Page:Verne - Robur le conquérant, Hetzel, 1904.djvu/10

La bibliothèque libre.
Cette page a été validée par deux contributeurs.

La province fut un peu plus affirmative. Peut-être dans la nuit du 6 au 7 mai avait-il paru une lueur d’origine électrique, dont la durée n’avait pas dépassé vingt secondes. Au Pic-du-Midi, cette lueur s’était montrée entre neuf et dix heures du soir. À l’observatoire météorologique du Puy-de-Dôme, on l’avait saisie entre une heure et deux heures du matin ; au Mont Ventoux, en Provence, entre deux et trois heures ; à Nice, entre trois et quatre heures ; enfin, au Semnoz-Alpes, entre Annecy, le Bourget et le Léman, au moment où l’aube blanchissait le zénith.

Évidemment, il n’y avait pas à rejeter ces observations en bloc. Nul doute que la lueur eût été observée en divers postes ― successivement ― dans le laps de quelques heures. Donc, ou elle était produite par plusieurs foyers, courant à travers l’atmosphère terrestre, ou, si elle n’était due qu’à un foyer unique, c’est que ce foyer pouvait se mouvoir avec une vitesse qui devait atteindre bien près de deux cents kilomètres à l’heure.
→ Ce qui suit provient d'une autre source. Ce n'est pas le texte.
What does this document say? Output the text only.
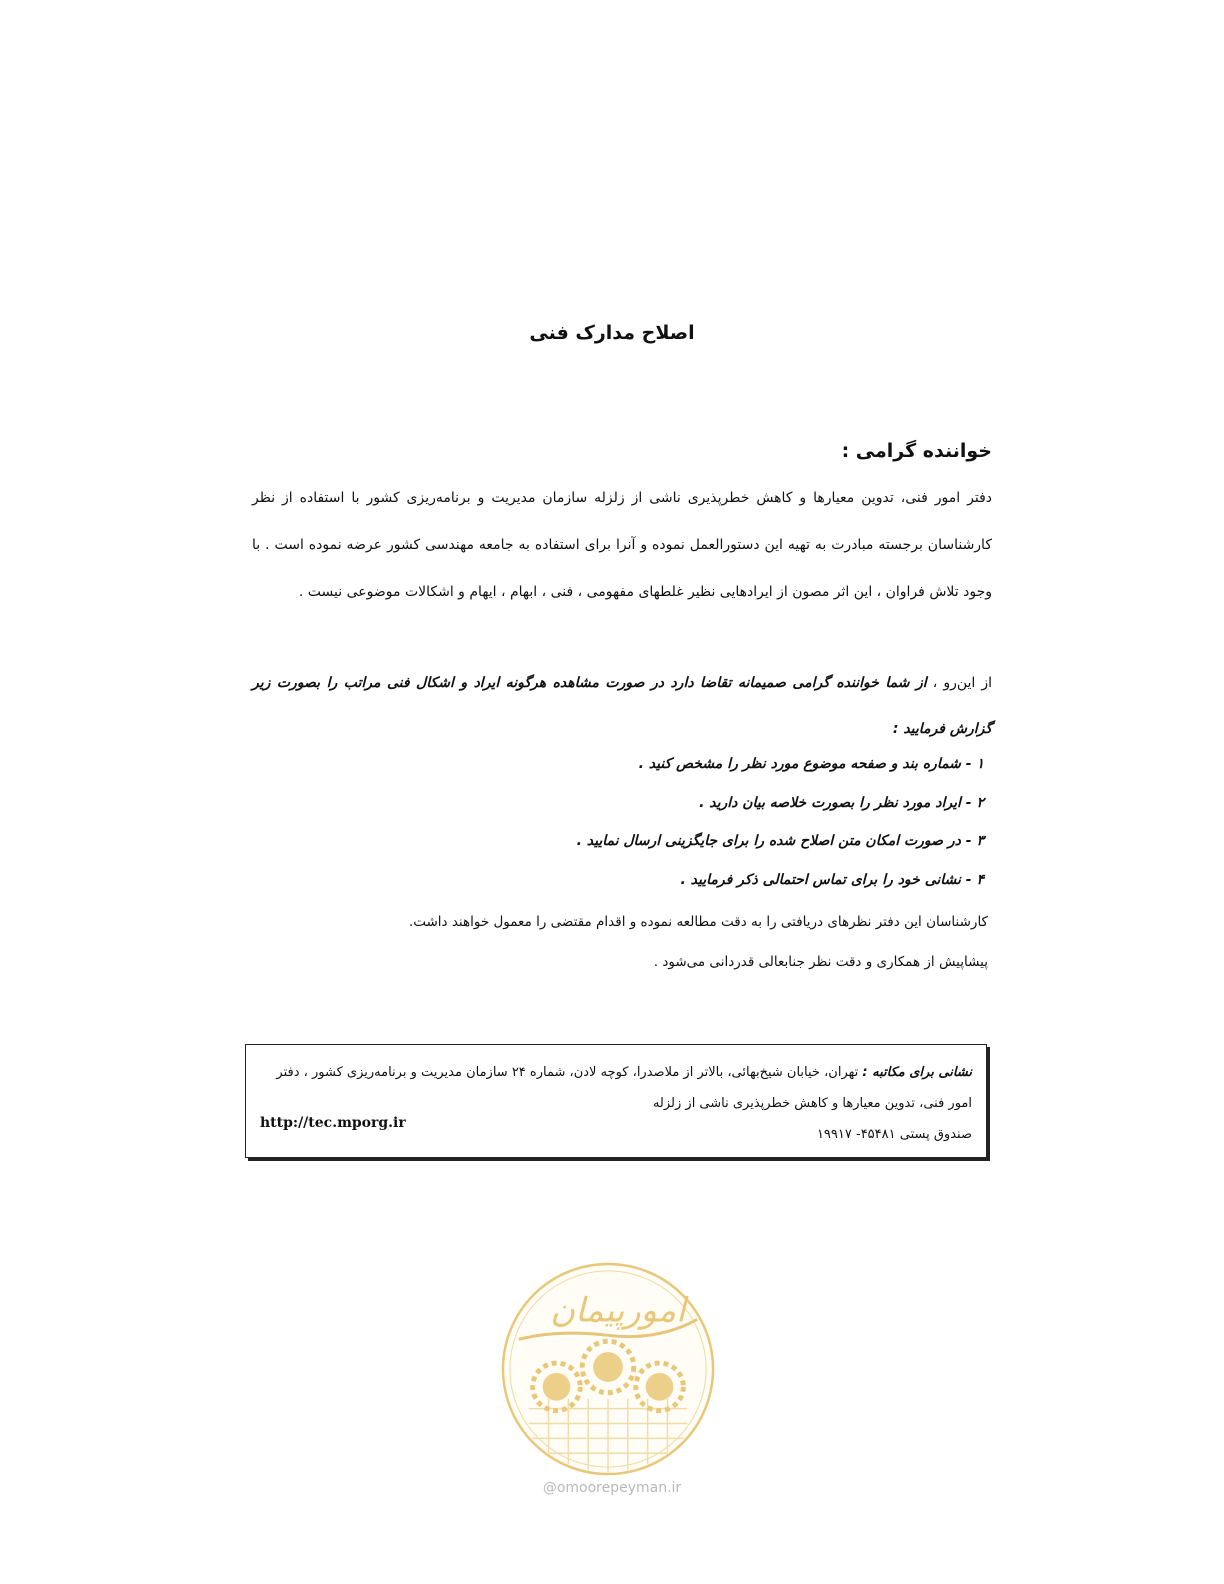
اصلاح مدارک فنی
خواننده گرامی :
دفتر امور فنی، تدوین معیارها و کاهش خطرپذیری ناشی از زلزله سازمان مدیریت و برنامه‌ریزی کشور با استفاده از نظر کارشناسان برجسته مبادرت به تهیه این دستورالعمل نموده و آنرا برای استفاده به جامعه مهندسی کشور عرضه نموده است . با وجود تلاش فراوان ، این اثر مصون از ایرادهایی نظیر غلطهای مفهومی ، فنی ، ابهام ، ایهام و اشکالات موضوعی نیست .
از این‌رو ، از شما خواننده گرامی صمیمانه تقاضا دارد در صورت مشاهده هرگونه ایراد و اشکال فنی مراتب را بصورت زیر گزارش فرمایید :
۱ - شماره بند و صفحه موضوع مورد نظر را مشخص کنید .
۲ - ایراد مورد نظر را بصورت خلاصه بیان دارید .
۳ - در صورت امکان متن اصلاح شده را برای جایگزینی ارسال نمایید .
۴ - نشانی خود را برای تماس احتمالی ذکر فرمایید .
کارشناسان این دفتر نظرهای دریافتی را به دقت مطالعه نموده و اقدام مقتضی را معمول خواهند داشت.
پیشاپیش از همکاری و دقت نظر جنابعالی قدردانی می‌شود .
نشانی برای مکاتبه : تهران، خیابان شیخ‌بهائی، بالاتر از ملاصدرا، کوچه لادن، شماره ۲۴ سازمان مدیریت و برنامه‌ریزی کشور ، دفتر امور فنی، تدوین معیارها و کاهش خطرپذیری ناشی از زلزله
صندوق پستی ۴۵۴۸۱- ۱۹۹۱۷
http://tec.mporg.ir
امورپیمان
@omoorepeyman.ir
Mais, pendant le jour, avait-on jamais vu quelque chose d’anormal dans l’air ?

Jamais.

La trompette, du moins, s’était-elle fait entendre à travers les couches aériennes ?

Pas le moindre appel de trompette n’avait retenti entre le lever et le coucher du soleil.

Dans le Royaume-Uni, on fut très perplexe. Les observatoires ne purent se mettre d’accord. Greenwich ne parvint pas à s’entendre avec Oxford, bien que tous deux soutinssent « qu’il n’y avait rien. »

« Illusion d’optique ! disait l’un.

― Illusion d’acoustique ! » répondait l’autre.

Et là-dessus, ils disputèrent. En tout cas, illusion.

À l’observatoire de Berlin, à celui de Vienne, la discussion menaça d’amener des complications internationales. Mais la Russie, en la personne du directeur de son observatoire de Poulkowa, leur prouva qu’ils avaient raison tous deux ; cela dépendait du point de vue auquel ils se mettaient pour déterminer la nature du phénomène, en théorie impossible, possible en pratique.